ABINGDON, Va. (WJHL) – In his first appearance in federal court, the man arrested in connection with a cross-burning incident last week will see his case move forward after a two-hour hearing on Tuesday.
James Brown, 40, entered the courtroom escorted by US Marshals as Magistrate Judge Pamela Sargent carried forward a probable cause hearing and a detention hearing to determine whether the case should move to a Grand Jury and whether Brown should remain jailed.
He left the courtroom with a $25,000 unsecured bond, but Sargent stressed that his release is dependent on a host of convictions she outlined during the hearing.
“This charge is a serious charge,” she said. “There’s no other way, in this day and time, to say that.”
Brown faces two charges: Lying to federal agents and criminal interference with fair housing based upon the victim’s race.
The case is rooted in a flaming cross that Marion resident Bridgette Thomas, a black woman, told investigators she saw in her yard after a trip to the store. Thomas’ son, Travon Brown, organized a Black Lives Matter protest the day before.
Chad Potter, the Federal Bureau of Invesigation Special Agent investigating the case, testified as part of Brown’s probable cause hearing. Probable cause hearings are proceedings held to determine whether there is a valid basis for a person’s arrest.
Potter testified what he submitted in the affidavit, combing through details relayed to him by several witnesses in the neighborhood.
Potter said he learned about the contentious relationship between Brown and Thomas, recounting witness testimony that Brown had previously pulled a gun on Thomas and threw trash in her yard.
Potter also said that witnesses told him that Brown used racial slurs against Thomas.
He continued that the ongoing fued began over one of Thomas’ friends.
Several witnesses told Potter that Brown admitted to burning the cross in Thomas’ yard, while he said other witnesses saw a “skinny white man” leaving the scene of the cross and entering Brown’s home.
Brown continued shaking his head back and forth and putting his head in his hands as Potter continued to recount his investigation.
Potter said that the FBI didn’t take any fingerprints from the cross and didn’t take any photos of the scene. He testified that the Marion Police Department has possession of the cross.
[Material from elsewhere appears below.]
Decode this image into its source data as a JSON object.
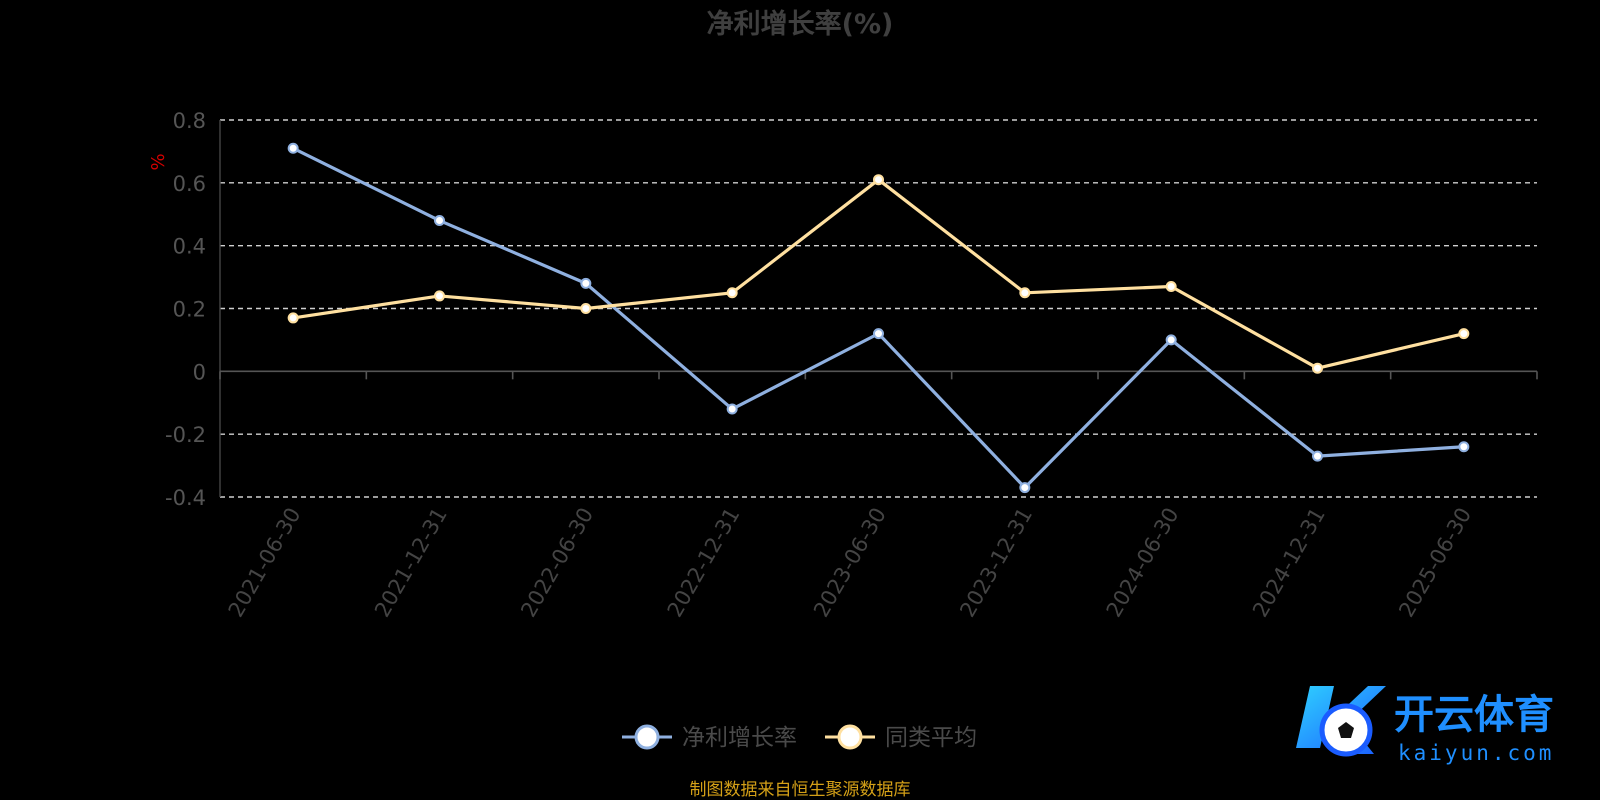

After executing a search warrant, Potter said agents took several items from Brown’s home including shirts that he said were similar to the fabric found on the cross, tiki fuel, a staple gun, and screws similar to the screw that nailed the cross together.
Brown’s counsel noted that the items FBI took from Brown’s house are “common household items.”
Potter cited a video captured by a surveillance camera at a neighbor’s house showing the cross igniting, but said a technical issue prevented authorities from seizing a copy of the footage.
The case for release
The second half of Brown’s proceedings began with testimony from his longtime girlfriend, Biani Ayala.
Ayala said the pair have two children and moved to Marion from Long Island, New York about two years ago. Brown has been unemployed for about a year due to a respiratory illness he contracted from working for a local contractor.
Ayala testified that she was asleep when the incident occured, but that Brown was in the room with her when she fell asleep at about 10:30 the night before. She testified that she hasn’t talked to Brown about the incident since it happened because he has been in custody.
Prosecutors argued that the severity of the charges called for Brown’s continued detention. Attorneys also argued that Brown’s roots in New York made him a flight risk if he was released.
Sargent disagreed that Brown was a flight risk, and ruled to offer him a $25,000 unsecured bond on the premise that he wouldn’t be a danger to the community. She also said that Brown’s lack of criminal history factored into the decision.
She gave a list of conditions of Brown’s release, stressing that breaking any of them would land him back in jail.
Among other things, Brown may not travel outside the Western District of Virginia without permission. He is also forbidden from contacting Thomas, any of the residents in her home or any of the witnesses referenced in Potter’s testimony. No one but Brown, Ayala and their children are allowed in their home, and Brown is banned from Thomas’ property.
Sargent said Brown’s case will be considered by a Grand Jury for indictment in the next 30 days.